As a literature major, I can’t imagine more than half of my weekend being spent on the job. There are books to be read and papers to be written. I came to school not only to get a degree but to also expand my reading scope and to cross a couple crucial classics off my list. To have to resort to Sparknotes and Wikipedia summaries in order to have enough background and a couple quotes to write a C+ paper is ridiculous. To be forced to memorize the things related to your major that will be required again and again—formulas, the skeletal system, the IPA chart—and never retaining that information is frustrating. There will be classes where you have to get by with retaining it all just long enough to adequately dump it all on a test and forget it later, but there are also things worth your time to sit down and really understand for future reference.
If you’re a working student, how much are you working? Who do you feel is telling you that you have to work beyond your breaking point? Whether it is your parents, this workaholic culture or your pride, take a moment and ask yourself if it’s all really worth it.

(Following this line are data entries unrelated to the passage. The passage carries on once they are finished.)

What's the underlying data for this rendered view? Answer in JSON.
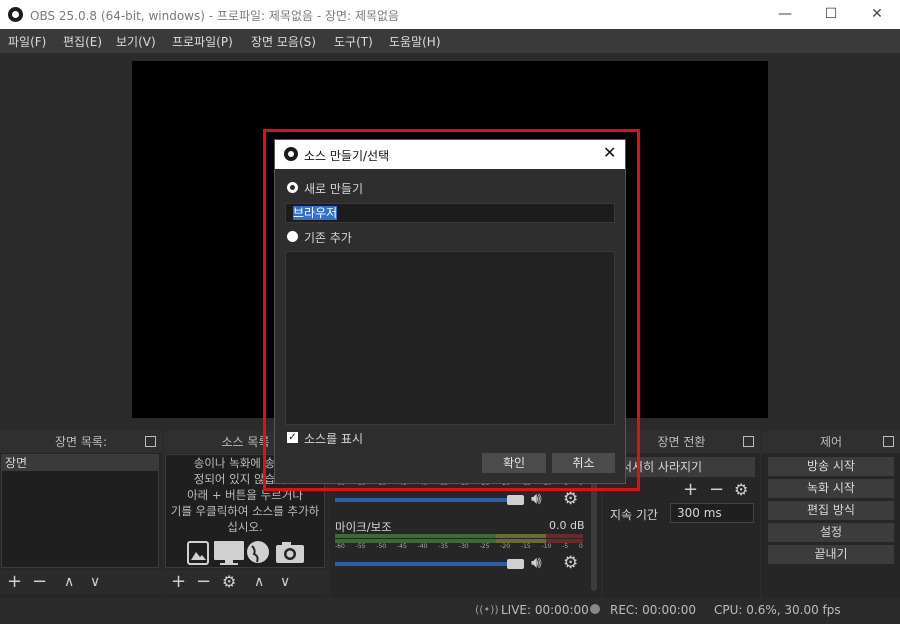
{
  "window": {
    "title": "OBS 25.0.8 (64-bit, windows) - 프로파일: 제목없음 - 장면: 제목없음",
    "minimize": "—",
    "maximize": "☐",
    "close": "✕"
  },
  "menu": [
    "파일(F)",
    "편집(E)",
    "보기(V)",
    "프로파일(P)",
    "장면 모음(S)",
    "도구(T)",
    "도움말(H)"
  ],
  "docks": {
    "scenes": {
      "title": "장면 목록:",
      "items": [
        "장면"
      ]
    },
    "sources": {
      "title": "소스 목록",
      "empty_text": [
        "송이나 녹화에 송출되",
        "정되어 있지 않습니다",
        "아래 + 버튼을 누르거나",
        "기를 우클릭하여 소스를 추가하",
        "십시오."
      ]
    },
    "mixer": {
      "mic_label": "마이크/보조",
      "mic_db": "0.0 dB",
      "scale": [
        "-60",
        "-55",
        "-50",
        "-45",
        "-40",
        "-35",
        "-30",
        "-25",
        "-20",
        "-15",
        "-10",
        "-5",
        "0"
      ]
    },
    "transitions": {
      "title": "장면 전환",
      "selected": "서서히 사라지기",
      "duration_label": "지속 기간",
      "duration_value": "300 ms"
    },
    "controls": {
      "title": "제어",
      "buttons": [
        "방송 시작",
        "녹화 시작",
        "편집 방식",
        "설정",
        "끝내기"
      ]
    }
  },
  "status": {
    "live": "LIVE: 00:00:00",
    "rec": "REC: 00:00:00",
    "cpu": "CPU: 0.6%, 30.00 fps"
  },
  "dialog": {
    "title": "소스 만들기/선택",
    "create_new_label": "새로 만들기",
    "name_value": "브라우저",
    "add_existing_label": "기존 추가",
    "show_source_label": "소스를 표시",
    "ok_label": "확인",
    "cancel_label": "취소"
  },
  "colors": {
    "highlight_box": "#e01010",
    "selection": "#2f6fd3"
  }
}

Maybe it’s not even just your academic career that’s suffering, but also your relationships, sleep cycle, eating habits -- list goes on. When the workaholic culture takes precedence in sorting your priorities, these types of things are then seen as more selfish than they really are. I’m a big believer in taking time for yourself. Sit down, grab a cup of coffee or tea and just do nothing. Or take a well-deserved nap. Let your potentially A paper turn into a B or B+ in order to get to bed early for once and let your mind rest. If you find a particular day or two piling up with more homework than the rest of the week, tell your boss that something’s come up and you can’t work those days for the rest of the semester.
Step up and take charge. While your learning is more your objective in college than any work you’re doing, your mental and physical health are more important than both of those. So give it a rest and let your job take the backseat for now at least. Live life well and don’t let it turn into a chore.